Despertar
A medida que me adentraba en el interior de la vivienda crecía el sentimiento alucinatorio que alcanzó su cénit frente a los sanitarios del aseo


Un amigo me invitó a la inauguración de su nueva casa, que estaba en el centro y era muy antigua. Pese a que la había reformado parcialmente, la vivienda no había perdido el eco funerario de los techos altos y de los rincones difíciles de habitar excepto por muebles de museo. En uno de esos rincones había, por ejemplo, una vieja máquina de coser de las de pedal que había pertenecido a su abuela.
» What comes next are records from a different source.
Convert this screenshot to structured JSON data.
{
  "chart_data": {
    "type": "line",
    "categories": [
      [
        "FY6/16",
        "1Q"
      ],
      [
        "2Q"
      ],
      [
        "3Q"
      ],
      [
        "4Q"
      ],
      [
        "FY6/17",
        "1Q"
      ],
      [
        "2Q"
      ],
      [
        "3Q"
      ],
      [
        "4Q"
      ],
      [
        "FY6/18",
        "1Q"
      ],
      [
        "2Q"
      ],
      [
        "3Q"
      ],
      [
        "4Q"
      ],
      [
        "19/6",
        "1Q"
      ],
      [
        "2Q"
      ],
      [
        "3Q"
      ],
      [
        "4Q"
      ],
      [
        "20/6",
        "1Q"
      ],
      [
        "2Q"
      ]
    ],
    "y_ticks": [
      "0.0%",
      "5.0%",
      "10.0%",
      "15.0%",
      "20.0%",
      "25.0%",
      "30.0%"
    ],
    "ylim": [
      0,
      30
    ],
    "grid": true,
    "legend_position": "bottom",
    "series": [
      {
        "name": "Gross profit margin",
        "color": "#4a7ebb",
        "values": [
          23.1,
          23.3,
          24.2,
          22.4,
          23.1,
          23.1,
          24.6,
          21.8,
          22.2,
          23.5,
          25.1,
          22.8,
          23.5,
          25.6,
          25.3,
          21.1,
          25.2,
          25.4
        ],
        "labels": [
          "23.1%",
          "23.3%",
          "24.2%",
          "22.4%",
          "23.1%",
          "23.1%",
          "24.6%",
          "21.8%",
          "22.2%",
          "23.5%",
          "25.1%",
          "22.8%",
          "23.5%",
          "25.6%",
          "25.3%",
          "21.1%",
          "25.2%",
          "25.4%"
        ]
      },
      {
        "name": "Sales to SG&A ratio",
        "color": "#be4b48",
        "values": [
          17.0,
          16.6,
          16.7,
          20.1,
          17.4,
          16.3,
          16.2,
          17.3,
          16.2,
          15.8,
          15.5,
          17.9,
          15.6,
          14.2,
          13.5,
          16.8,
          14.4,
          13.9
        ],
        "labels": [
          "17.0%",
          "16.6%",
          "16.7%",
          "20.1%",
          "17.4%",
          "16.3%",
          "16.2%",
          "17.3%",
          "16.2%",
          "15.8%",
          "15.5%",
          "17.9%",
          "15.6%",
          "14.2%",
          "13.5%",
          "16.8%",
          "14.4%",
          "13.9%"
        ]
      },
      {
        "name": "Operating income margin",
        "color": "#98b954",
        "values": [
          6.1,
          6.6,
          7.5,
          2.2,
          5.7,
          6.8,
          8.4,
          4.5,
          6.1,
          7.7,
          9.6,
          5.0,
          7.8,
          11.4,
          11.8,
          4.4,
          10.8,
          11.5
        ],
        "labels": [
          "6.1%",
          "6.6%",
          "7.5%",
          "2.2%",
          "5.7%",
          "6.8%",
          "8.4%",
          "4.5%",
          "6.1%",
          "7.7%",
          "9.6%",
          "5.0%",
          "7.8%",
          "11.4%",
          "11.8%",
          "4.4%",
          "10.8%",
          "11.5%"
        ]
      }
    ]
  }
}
La gente se maravilla ante tales objetos, pero a mí me parecen enseres decrépitos, casi cadáveres. En el comedor había asimismo una alacena que me recordó la de la casa de mis padres, cuando yo era pequeño. Quizá, pensé, fuera la misma, pues estos trastos no dejan de dar vueltas por el mundo mientras los devora por dentro la polilla.
A los postres, tras excusarme para acudir al baño, me interné en el pasillo cuya oscuridad me trajo a la memoria la de las habitaciones de los sueños. Me hallaba en un sitio real que sin embargo poseía los tonos sombríos de lo onírico. La discordancia me alteró tanto que a punto estuve de dar la vuelta y regresar apresuradamente al salón para recuperar el ajetreo de la vigilia. Pero seguí y seguí y a medida que me adentraba en el interior de la vivienda crecía el sentimiento alucinatorio que alcanzó su cénit frente a los sanitarios del aseo, que evocaban los de las pensiones antiguas, especialmente la bañera cuyas patas, de hierro, imitaban las garras de un león. El espejo, por su parte, era tan longevo que me devolvió un rostro oxidado por el deterioro del azogue.
Regresé al salón convencido ahora de estar realmente dentro de un sueño y me incorporé a la reunión más tranquilo en la seguridad de que no tardaría en despertar. Pero llegó a su fin la cena, hicimos la sobremesa, nos despedimos y yo volví a mi casa todavía dentro del sueño. De esto hace ya una semana y aún no he despertado.